Gender Transition in Competitive Sport

Recently, a story has been making the rounds of the usual news outlets about Mack Beggs, a teenager in Texas who won the female state wrestling championship. Generally not national news, but in this case Beggs was born female and is transitioning to male.
Let's start with the facts (according to the link above, which I have no reason to doubt). Beggs was born female, but has chosen to transition to male. The process started a year and a half ago, and includes testosterone injections. According to Asa Merritt, a reporter in West Texas, Beggs "...wants to compete against boys" but isn't allowed to due to a Texas school rule that students must compete as the gender on their birth certificate. Thus, Beggs competed against girls. And as it happened, won every match on the way to a state championship.

That rule about competing as the gender on your birth certificate sounds familiar - it's similar to the North Carolina Bathroom Bill that caused such an uproar last year. But I think there's a significant difference here. There's no competition involved in using a bathroom, but in sport the competition is the main focus. While I see the bathroom question as a discrimination issue, I think in sport the issue is about maintaining a level playing field for the other participants.

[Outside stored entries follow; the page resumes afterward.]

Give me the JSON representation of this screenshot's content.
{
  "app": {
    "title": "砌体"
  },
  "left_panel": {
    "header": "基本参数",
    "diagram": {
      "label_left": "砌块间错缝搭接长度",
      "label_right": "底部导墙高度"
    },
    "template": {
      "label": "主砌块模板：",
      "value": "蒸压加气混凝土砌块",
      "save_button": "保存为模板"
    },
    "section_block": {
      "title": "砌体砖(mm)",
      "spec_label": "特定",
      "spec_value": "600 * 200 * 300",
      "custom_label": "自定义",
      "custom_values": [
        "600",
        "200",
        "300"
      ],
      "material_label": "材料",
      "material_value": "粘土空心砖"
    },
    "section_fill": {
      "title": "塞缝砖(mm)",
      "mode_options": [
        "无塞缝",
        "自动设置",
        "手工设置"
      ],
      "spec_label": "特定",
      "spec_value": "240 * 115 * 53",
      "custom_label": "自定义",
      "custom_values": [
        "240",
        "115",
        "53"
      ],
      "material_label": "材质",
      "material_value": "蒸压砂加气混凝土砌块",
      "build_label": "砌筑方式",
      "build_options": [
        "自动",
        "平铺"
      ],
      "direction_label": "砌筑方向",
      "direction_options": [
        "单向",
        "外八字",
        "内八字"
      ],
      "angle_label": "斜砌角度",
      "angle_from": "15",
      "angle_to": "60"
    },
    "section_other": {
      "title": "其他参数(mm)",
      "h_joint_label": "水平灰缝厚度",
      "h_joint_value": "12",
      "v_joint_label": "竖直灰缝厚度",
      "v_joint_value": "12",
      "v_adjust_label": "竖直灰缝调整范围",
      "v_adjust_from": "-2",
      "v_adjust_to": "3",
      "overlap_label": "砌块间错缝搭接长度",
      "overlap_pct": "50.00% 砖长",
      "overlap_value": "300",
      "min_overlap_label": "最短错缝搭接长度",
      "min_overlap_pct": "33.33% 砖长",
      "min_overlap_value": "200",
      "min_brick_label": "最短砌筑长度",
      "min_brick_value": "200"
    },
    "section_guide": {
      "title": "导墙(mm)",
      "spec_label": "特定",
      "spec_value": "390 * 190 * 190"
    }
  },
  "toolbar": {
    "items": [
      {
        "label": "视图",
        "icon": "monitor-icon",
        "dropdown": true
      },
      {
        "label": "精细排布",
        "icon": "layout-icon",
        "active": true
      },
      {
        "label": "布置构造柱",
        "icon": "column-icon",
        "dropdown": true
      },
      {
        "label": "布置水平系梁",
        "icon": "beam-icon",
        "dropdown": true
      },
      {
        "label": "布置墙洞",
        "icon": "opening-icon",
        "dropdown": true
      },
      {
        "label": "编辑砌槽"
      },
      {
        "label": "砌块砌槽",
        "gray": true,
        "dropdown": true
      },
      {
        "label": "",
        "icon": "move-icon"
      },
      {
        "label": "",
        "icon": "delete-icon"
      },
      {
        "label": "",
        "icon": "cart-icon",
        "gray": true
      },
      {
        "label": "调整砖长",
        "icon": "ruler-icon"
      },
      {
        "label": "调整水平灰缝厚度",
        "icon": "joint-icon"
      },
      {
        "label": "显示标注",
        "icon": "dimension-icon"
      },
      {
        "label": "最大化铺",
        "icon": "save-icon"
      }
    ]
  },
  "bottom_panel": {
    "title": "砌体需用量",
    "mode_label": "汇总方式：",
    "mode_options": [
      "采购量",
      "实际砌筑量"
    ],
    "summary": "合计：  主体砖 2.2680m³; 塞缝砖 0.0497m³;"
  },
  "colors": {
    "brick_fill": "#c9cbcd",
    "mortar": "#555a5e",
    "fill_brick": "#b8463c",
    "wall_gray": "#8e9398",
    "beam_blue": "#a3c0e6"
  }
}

If anyone else took a performance-enhancing drug while participating in competitive sports, the rules would prohibit them from competing. (Or at least put them in a more appropriate category, if one exists. In this case there's probably not enough born-female-but-testosterone-enhanced participants to have such a category.) It seems to me that the only reason we're even hearing about this issue is that the drug was taken as part of a gender transition.

I don't have any problem with someone making a life choice that is appropriate for them (even if I don't understand it, which in this case I certainly don't). But I also think we need to recognize that every life choice that a person makes opens some doors and closes others. No choice should cause discrimination, but it also should not infringe on the rights of others. In this case, the right to compete fairly against other similar participants. We all make choices on a regular basis that affect our opportunities, and while this one is a bigger decision than most, it shouldn't be treated any differently.

When Beggs chose to take testosterone, that should have closed the door to participation in competitive wrestling (and likely, any other sport). The reason for taking it shouldn't matter, only that it was a free choice made by the athlete which caused an competitive imbalance.